What's Wrong with Coburn's Legislation
Contact Tracing, 'Routine' Testing & Mandates
- "Routine testing" means testing without explicit consent. Anytime someone draws your blood, you can be tested for HIV without your knowledge.
- Voluntary testing means that a patient is already involved in his or her health care, and has options for counseling and treatment. Routine testing does not necessarily take into account the affected person's point of view.
- One of the main reasons for testing and notification is that early treatment can help. But many of those tested with out consent for example, prisoners, and many of the uninsured will not receive treatment.
- Mandatory reporting and contact tracing will force anonymous testing sites to close. But many people report that they would not have been tested if they could not have done so anonymously. And those who test in anonymous sites are more likely to be positive than those who test elsewhere. Many will simply avoid health care.
- Contact tracing isn't easy. Think about the government tracking down your sexual partners.
- And it's expensive. Is the money for this going to come from the tiny and already strained budget for AIDS prevention?
- No other disease is required to be reported by federal mandate.
- States are already free to require notification, and four states have done so: Arkansas, North Carolina, South Carolina, and Oregon. Note that these are not states noted for their care for HIV-positive people.

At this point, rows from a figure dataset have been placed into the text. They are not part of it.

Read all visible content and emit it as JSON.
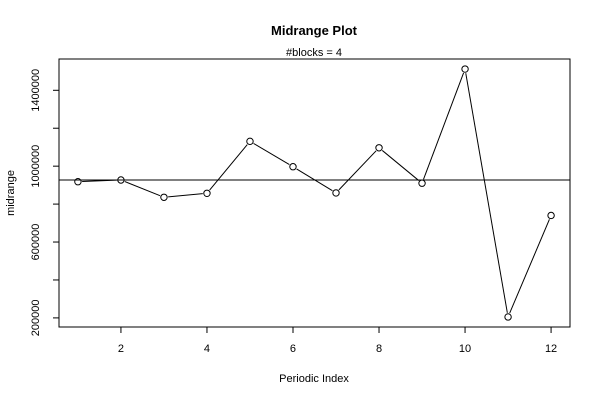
{
  "chart_data": {
    "type": "line",
    "title": "Midrange Plot",
    "subtitle": "#blocks =  4",
    "xlabel": "Periodic Index",
    "ylabel": "midrange",
    "x": [
      1,
      2,
      3,
      4,
      5,
      6,
      7,
      8,
      9,
      10,
      11,
      12
    ],
    "values": [
      918000,
      927000,
      836000,
      857000,
      1131000,
      997000,
      859000,
      1097000,
      910000,
      1512000,
      205000,
      740000
    ],
    "reference_line": 927000,
    "x_ticks": [
      2,
      4,
      6,
      8,
      10,
      12
    ],
    "y_ticks": [
      200000,
      600000,
      1000000,
      1400000
    ],
    "y_minor_ticks": [
      400000,
      800000,
      1200000
    ],
    "xlim": [
      0.56,
      12.44
    ],
    "ylim": [
      152000,
      1565000
    ],
    "marker": "open-circle",
    "grid": false,
    "legend": "none"
  }
}
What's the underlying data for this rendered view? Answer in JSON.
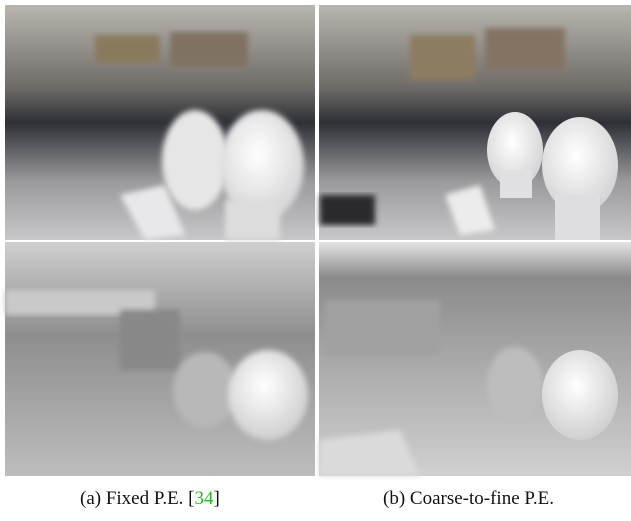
{
  "figure": {
    "panels": [
      {
        "caption": "(a) Fixed P.E. [",
        "citation": "34",
        "caption_end": "]"
      },
      {
        "caption": "(b) Coarse-to-fine P.E."
      }
    ]
  }
}
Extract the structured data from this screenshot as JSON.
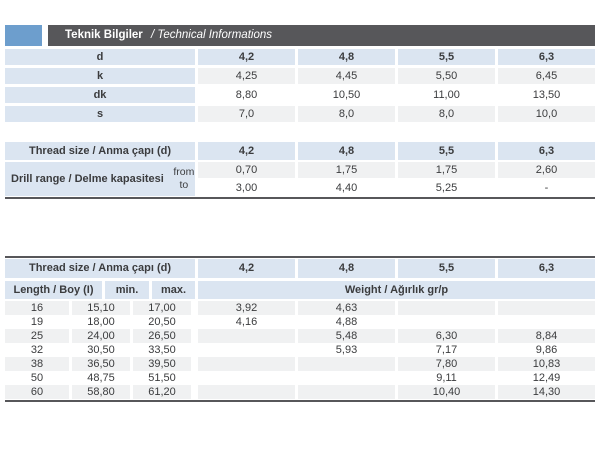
{
  "header": {
    "title_bold": "Teknik Bilgiler",
    "title_italic": "/ Technical Informations"
  },
  "colors": {
    "accent_blue": "#6d9ecd",
    "title_bar": "#57575a",
    "cell_blue": "#dbe5f1",
    "row_stripe": "#f0f1f2",
    "rule_dark": "#57575a",
    "text": "#3b3c3e"
  },
  "dimensions_table": {
    "rows": [
      {
        "label": "d",
        "values": [
          "4,2",
          "4,8",
          "5,5",
          "6,3"
        ]
      },
      {
        "label": "k",
        "values": [
          "4,25",
          "4,45",
          "5,50",
          "6,45"
        ]
      },
      {
        "label": "dk",
        "values": [
          "8,80",
          "10,50",
          "11,00",
          "13,50"
        ]
      },
      {
        "label": "s",
        "values": [
          "7,0",
          "8,0",
          "8,0",
          "10,0"
        ]
      }
    ]
  },
  "drill_table": {
    "header_label": "Thread size / Anma çapı (d)",
    "header_values": [
      "4,2",
      "4,8",
      "5,5",
      "6,3"
    ],
    "row_label": "Drill range / Delme kapasitesi",
    "from_label": "from",
    "to_label": "to",
    "from_values": [
      "0,70",
      "1,75",
      "1,75",
      "2,60"
    ],
    "to_values": [
      "3,00",
      "4,40",
      "5,25",
      "-"
    ]
  },
  "weight_table": {
    "header_label": "Thread size / Anma çapı (d)",
    "header_values": [
      "4,2",
      "4,8",
      "5,5",
      "6,3"
    ],
    "length_label": "Length / Boy (I)",
    "min_label": "min.",
    "max_label": "max.",
    "weight_label": "Weight / Ağırlık gr/p",
    "rows": [
      {
        "length": "16",
        "min": "15,10",
        "max": "17,00",
        "weights": [
          "3,92",
          "4,63",
          "",
          ""
        ]
      },
      {
        "length": "19",
        "min": "18,00",
        "max": "20,50",
        "weights": [
          "4,16",
          "4,88",
          "",
          ""
        ]
      },
      {
        "length": "25",
        "min": "24,00",
        "max": "26,50",
        "weights": [
          "",
          "5,48",
          "6,30",
          "8,84"
        ]
      },
      {
        "length": "32",
        "min": "30,50",
        "max": "33,50",
        "weights": [
          "",
          "5,93",
          "7,17",
          "9,86"
        ]
      },
      {
        "length": "38",
        "min": "36,50",
        "max": "39,50",
        "weights": [
          "",
          "",
          "7,80",
          "10,83"
        ]
      },
      {
        "length": "50",
        "min": "48,75",
        "max": "51,50",
        "weights": [
          "",
          "",
          "9,11",
          "12,49"
        ]
      },
      {
        "length": "60",
        "min": "58,80",
        "max": "61,20",
        "weights": [
          "",
          "",
          "10,40",
          "14,30"
        ]
      }
    ]
  }
}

- Both names reporting and contact tracing have been subject to disturbing abuses around the country.
- The Coburn bill prevents states from tailoring prevention efforts to different communities. Contact tracing and partner notification do not mean the same thing in all contexts.
- It invites a return to the hysteria of the 1980s. Instead of offering resources to the affected people, it merely identifies the HIV positive for surveillance and discipline.
- Because the Cobern Bill withholds Medicaid funding for states that do not comply with its mandates, it could jeopardize health care for people with HIV. (For example, nearly two out of three New Yorkers with HIV depend on Medicaid.)